После похорон всё изменилось. Жюльен, когда-то горделившийся своей роскошной белоснежной шерстью и аристократической осанкой, вдруг стал подобен тени своего прежнего я. С каждым днем, проходившим после траурной церемонии, Анри терял не только вес, но и жизненные силы. Его глаза, однажды сверкающие смелым блеском, теперь отражали печаль. Он долго сидел у окна, невидимо следя за тем, как жизнь вокруг продолжала двигаться без него. Его шерсть больше не блестела: она становилась тусклой и запутанной, и в некоторых местах даже начала выпадать. Он не желал играть с другими собаками и всё чаще прятался в темных уголках сада, где мог побыть наедине со своими мыслями.
Когда пришло время очередной выставки собак, его братья и сестры — яркие, живые и великолепные — собрались, чтобы продемонстрировать свои таланты и красоту. Проходило это мероприятие в районе Пасси, излюбленном месте истеблишмента. Но сам Анри, уже не верящий в свои силы и уставший от потерь, остался в Ла-Клермоне. Ему не хватало уверенности, и он не понимал, как мог бы присутствовать на событии, которое когда-то так любил. Конечно, для других это тоже была огромная потеря, но старший из щенков Дезири и Мартина больше всех проводил времени с Валери и был его любимчиком. На лице у пуделя не было радостной улыбки — только следы утрат и одиночества.
Первого апреля Жюльена сидел у окна своего особняка, глядя на дождевые капли, стеклящие по стеклу. Серое небо как будто отражало его внутреннюю тоску, а в сердце возникало лишь одно желание — найти Франсуазу Де Монферран, жену погибшего хозяина и мать двух детей. По словам Дамиена она работала медсестрой в неком Вердене, и каждая минута разлучения была для него невыносимой.
На протяжении последних недель его мысли не покидала тревога о её судьбе.
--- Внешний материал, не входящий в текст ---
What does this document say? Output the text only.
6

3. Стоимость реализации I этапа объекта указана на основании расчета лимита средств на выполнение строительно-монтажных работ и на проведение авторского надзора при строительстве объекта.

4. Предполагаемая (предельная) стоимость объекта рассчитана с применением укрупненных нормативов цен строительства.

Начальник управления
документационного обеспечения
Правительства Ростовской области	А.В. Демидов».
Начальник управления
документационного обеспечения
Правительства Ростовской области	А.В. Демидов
Она осталась в районе боевых действий, чтобы ухаживать за ранеными, словно пытаясь найти там утешение или хотя бы отвлечение от своего горя. Письма от Дамиена и Викторайн, полные сочувствия и приглашений вернуться домой, почему-то не доходили до неё. Жюльен понял что Франсуаза скорее всего даже и не знает о смерти Валери. Он представлял себе, как он вдруг появляется перед ней, как он встряхнёт её, как всем своим видом донесёт ей одну единственную мысль: "Ты должна вернуться домой. К нам. К безопасности, к герцогам и детям." Он думал, что одного его присутствия будет достаточно, чтобы разрушить этот заговор молчания и убедить её вернуться в объятия семьи.
Но он представлял себе, что будет, когда члены его семьи вернутся. Возможно, с очередными лентами и медалями для герцогининых изящных картин. Они будут довольные, их лица будут сиять от успеха и радости, что мир возвращается к красоте. Герцог, вероятно, с гордостью сообщит о высоких оценках публики и критиков. Мадлен и Изабель будут возбужденно щебетать, перебивая друг друга, описывая увиденное.
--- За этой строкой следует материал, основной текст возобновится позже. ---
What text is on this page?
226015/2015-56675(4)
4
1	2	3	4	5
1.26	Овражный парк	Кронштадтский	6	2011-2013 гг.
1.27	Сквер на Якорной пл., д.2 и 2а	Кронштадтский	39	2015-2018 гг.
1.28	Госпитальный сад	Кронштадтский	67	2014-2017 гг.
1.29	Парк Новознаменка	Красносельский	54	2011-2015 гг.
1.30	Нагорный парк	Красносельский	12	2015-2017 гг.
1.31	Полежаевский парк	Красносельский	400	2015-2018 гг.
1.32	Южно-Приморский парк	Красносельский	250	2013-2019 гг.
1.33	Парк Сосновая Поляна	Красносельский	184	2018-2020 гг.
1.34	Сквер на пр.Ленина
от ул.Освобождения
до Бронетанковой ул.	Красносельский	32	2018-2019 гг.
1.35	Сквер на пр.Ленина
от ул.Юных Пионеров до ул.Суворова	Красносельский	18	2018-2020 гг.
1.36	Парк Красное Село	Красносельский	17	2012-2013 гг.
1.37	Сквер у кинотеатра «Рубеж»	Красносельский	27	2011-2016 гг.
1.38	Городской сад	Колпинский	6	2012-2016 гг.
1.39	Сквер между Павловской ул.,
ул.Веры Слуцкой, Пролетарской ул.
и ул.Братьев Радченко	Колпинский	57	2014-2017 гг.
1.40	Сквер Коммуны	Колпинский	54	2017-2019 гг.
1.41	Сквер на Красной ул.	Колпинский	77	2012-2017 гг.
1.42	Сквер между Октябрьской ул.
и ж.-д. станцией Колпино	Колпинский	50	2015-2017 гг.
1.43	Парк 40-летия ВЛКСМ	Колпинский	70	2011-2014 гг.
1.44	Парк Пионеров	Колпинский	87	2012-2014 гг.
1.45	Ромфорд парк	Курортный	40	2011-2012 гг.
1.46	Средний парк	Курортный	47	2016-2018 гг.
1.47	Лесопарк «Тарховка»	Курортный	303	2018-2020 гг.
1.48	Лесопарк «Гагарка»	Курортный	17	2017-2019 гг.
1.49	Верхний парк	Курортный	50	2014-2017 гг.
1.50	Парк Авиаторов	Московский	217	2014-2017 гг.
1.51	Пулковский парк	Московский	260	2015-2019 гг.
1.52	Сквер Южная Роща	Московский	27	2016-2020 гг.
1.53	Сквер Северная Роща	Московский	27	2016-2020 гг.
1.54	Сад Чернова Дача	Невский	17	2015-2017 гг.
"Они приедут такие довольные...А потом заметят моё отсутствие!" — эта мысль была острым уколом. Он знал, что их радость в мгновение ока сменится шоком, а затем и глубокой печалью. Герцогиня Викторайн, которая всегда первой встречала его у дверей, вдруг поймет, что его нет. Её рука, привычно гладящая его по голове, зависнет в воздухе. Глаза герцога, обычно полные мягкой доброты, наполнятся тревогой. Девочки, замолкнув, начнут метаться по дому, зовя его по имени. Он видел, как их счастливые улыбки исчезнут, сменившись растерянностью и горечью. Он был их Жюльеном, для кого-то сыном, для кого-то братом, для кого-то питомцем. И он собирался добровольно вырваться из этого золотого садка, оставив после себя лишь тревогу и пустоту. Его решение было эгоистичным по отношению к ним, но затем, словно мощный ураган, эти мысли заглушало другое, более страшное осознание.
"Но ещё хуже будет," — решил Жюльен, стискивая зубы — "если Франси тоже погибнет." - Эта мысль была как ледяной душ, моментально развеивающий все его сомнения. Их временное переживание, их слёзы, которые он знал, будут пролиты – это ничто по сравнению с вечной смертью. Он не мог допустить, чтобы Мадлен и Изабель лишились второго родителя. А он был единственным, кто мог это сделать, единственный, кто решился на это. Его миссия была куда важнее любой боли, которую он мог причинить своим отсутствием. И с этой непоколебимой решимостью, Жюльен стал ждать момента, когда дом опустеет, чтобы начать свой путь.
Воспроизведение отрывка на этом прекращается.